(ATR)Deedee Corradini campaigned for the Salt Lake City Olympics as mayor and then led the effort to bring women’s ski jumping to the Winter Games.
Corradini died March 1 at her home in Park City, Utah after a six-month battle against lung cancer.
She began the first of two terms as Salt Lake City mayor just as the city was launching its second try in a row for the Winter Games. The effort to win the 2002 Games would prove successful, but tarnished, leading to the vote buying scandal involving IOC members.
Corradini, however, was never implicated in the scandal and remained an element of stability in Salt Lake City during the last two years of her term, from 1998 to 2000, at the depth of the IOC scandal. In 1998, she was handed the Olympic flag at the closing ceremonies of the Nagano Winter Games, the first female mayor to receive the flag in the annals of the Olympics.
She left office for private life, moving to North Carolina where she taught at a university. Then she returned to Utah, where she became involved in the push to bring women’s ski jumping to the Winter Olympics.
Corradini was an energetic campaigner who refused to take no for an answer. That’s what the IOC told her and women ski jumpers in 2008 regarding participation in the 2010 Vancouver Games. Corradini and other women ski jump advocates then filed suit in Canada, suggesting that exclusion of the event violated the human rights of the athletes. The lawsuit was rejected before the 2010 Games.

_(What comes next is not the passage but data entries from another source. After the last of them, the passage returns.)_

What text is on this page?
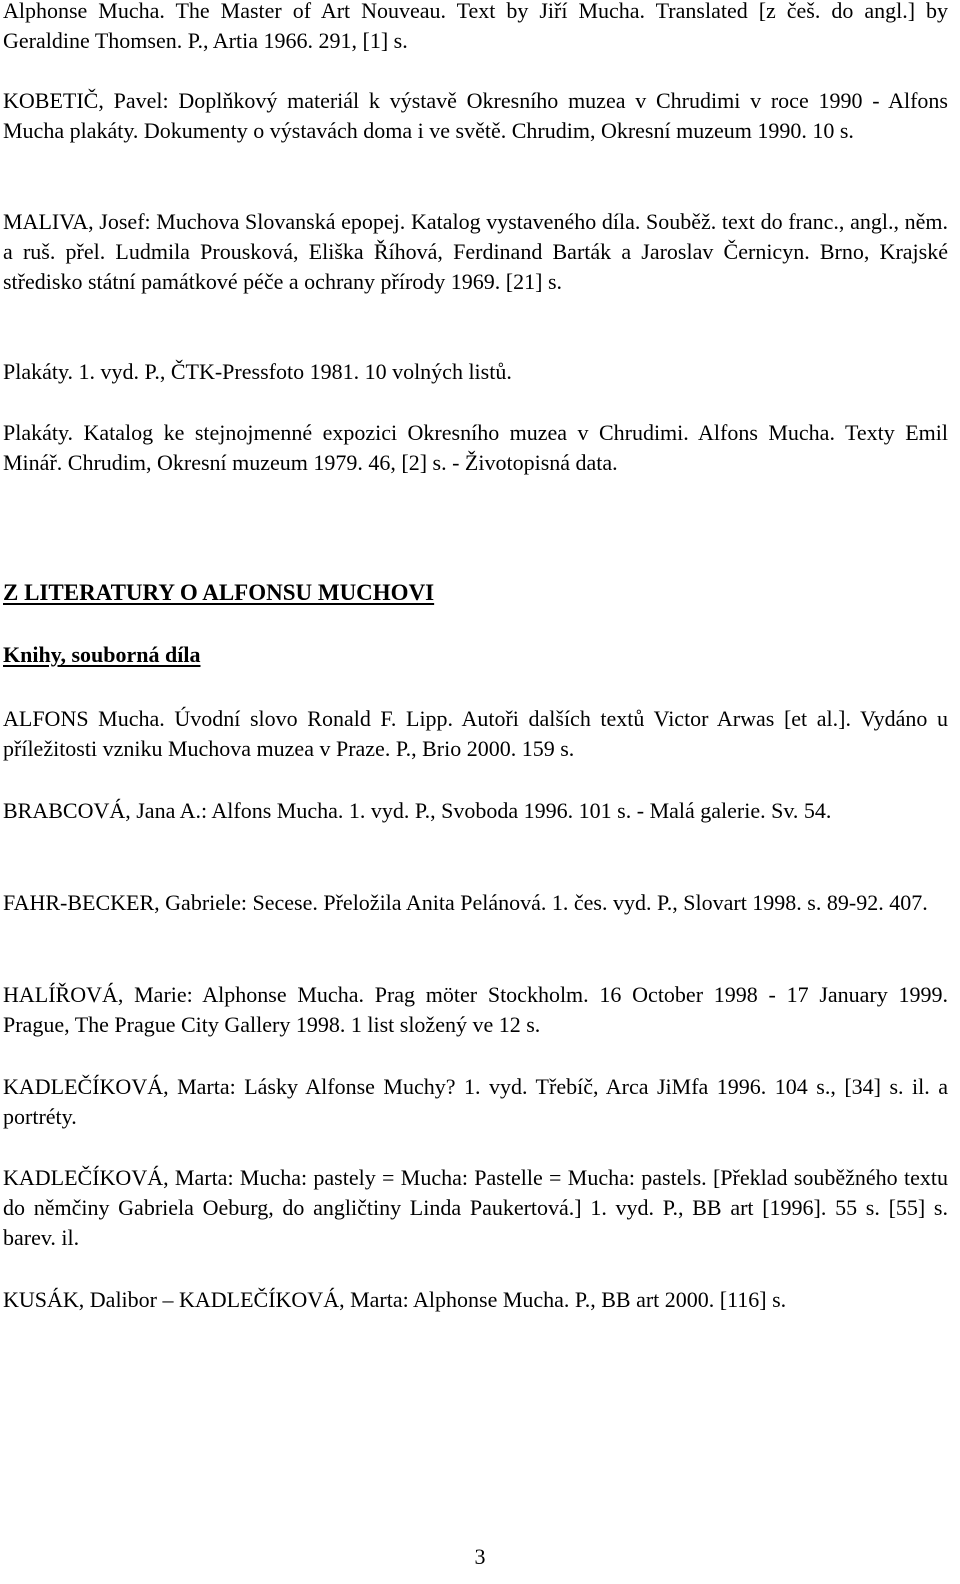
Alphonse Mucha. The Master of Art Nouveau. Text by Jiří Mucha. Translated [z češ. do angl.] by Geraldine Thomsen. P., Artia 1966. 291, [1] s.

KOBETIČ, Pavel: Doplňkový materiál k výstavě Okresního muzea v Chrudimi v roce 1990 - Alfons Mucha plakáty. Dokumenty o výstavách doma i ve světě. Chrudim, Okresní muzeum 1990. 10 s.

MALIVA, Josef: Muchova Slovanská epopej. Katalog vystaveného díla. Souběž. text do franc., angl., něm. a ruš. přel. Ludmila Prousková, Eliška Říhová, Ferdinand Barták a Jaroslav Černicyn. Brno, Krajské středisko státní památkové péče a ochrany přírody 1969. [21] s.

Plakáty. 1. vyd. P., ČTK-Pressfoto 1981. 10 volných listů.

Plakáty. Katalog ke stejnojmenné expozici Okresního muzea v Chrudimi. Alfons Mucha. Texty Emil Minář. Chrudim, Okresní muzeum 1979. 46, [2] s. - Životopisná data.

Z LITERATURY O ALFONSU MUCHOVI
Knihy, souborná díla

ALFONS Mucha. Úvodní slovo Ronald F. Lipp. Autoři dalších textů Victor Arwas [et al.]. Vydáno u příležitosti vzniku Muchova muzea v Praze. P., Brio 2000. 159 s.

BRABCOVÁ, Jana A.: Alfons Mucha. 1. vyd. P., Svoboda 1996. 101 s. - Malá galerie. Sv. 54.

FAHR-BECKER, Gabriele: Secese. Přeložila Anita Pelánová. 1. čes. vyd. P., Slovart 1998. s. 89-92. 407.

HALÍŘOVÁ, Marie: Alphonse Mucha. Prag möter Stockholm. 16 October 1998 - 17 January 1999. Prague, The Prague City Gallery 1998. 1 list složený ve 12 s.

KADLEČÍKOVÁ, Marta: Lásky Alfonse Muchy? 1. vyd. Třebíč, Arca JiMfa 1996. 104 s., [34] s. il. a portréty.

KADLEČÍKOVÁ, Marta: Mucha: pastely = Mucha: Pastelle = Mucha: pastels. [Překlad souběžného textu do němčiny Gabriela Oeburg, do angličtiny Linda Paukertová.] 1. vyd. P., BB art [1996]. 55 s. [55] s. barev. il.

KUSÁK, Dalibor – KADLEČÍKOVÁ, Marta: Alphonse Mucha. P., BB art 2000. [116] s.

3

In 2011, based on improvements in performance and participation, the IOC gave its approval to add women’s ski jumping, beginning with the Sochi Olympics.
Corradini was in Sochi a year ago for the debut of the women’s event. Speaking to Around the Rings at the time, Corradini was in a joyous mood.
"I have to pinch myself because we’ve been working for so long for this that it’s hard to believe it’s really here. I should say this is a dream come true because it’s been a dream for so long. This has been 10 years in the making and we’re here."
Corradini displayed energy and enthusiasm in Sochi that gave no sign of the illness that was about to take its toll just a few months later. She called it the battle of her life during an interview last month with a Salt Lake City radio station.
Corradini’s family released a statement March 1.
"Our amazing mother, wife, sister, aunt, friend and mentor died today at her home in Park City, surrounded by the light, love and gratitude of her loved ones. She fought a fierce six-month battle with stage 4 metastasized non-small cell lung cancer (the non-smoking type).
"Our lives will never be the same without her, yet we celebrate her legacy with such joy. We feel her grace, and know she will continue to guide us deeply though her courageous spirit and extraordinary light that lives within us all."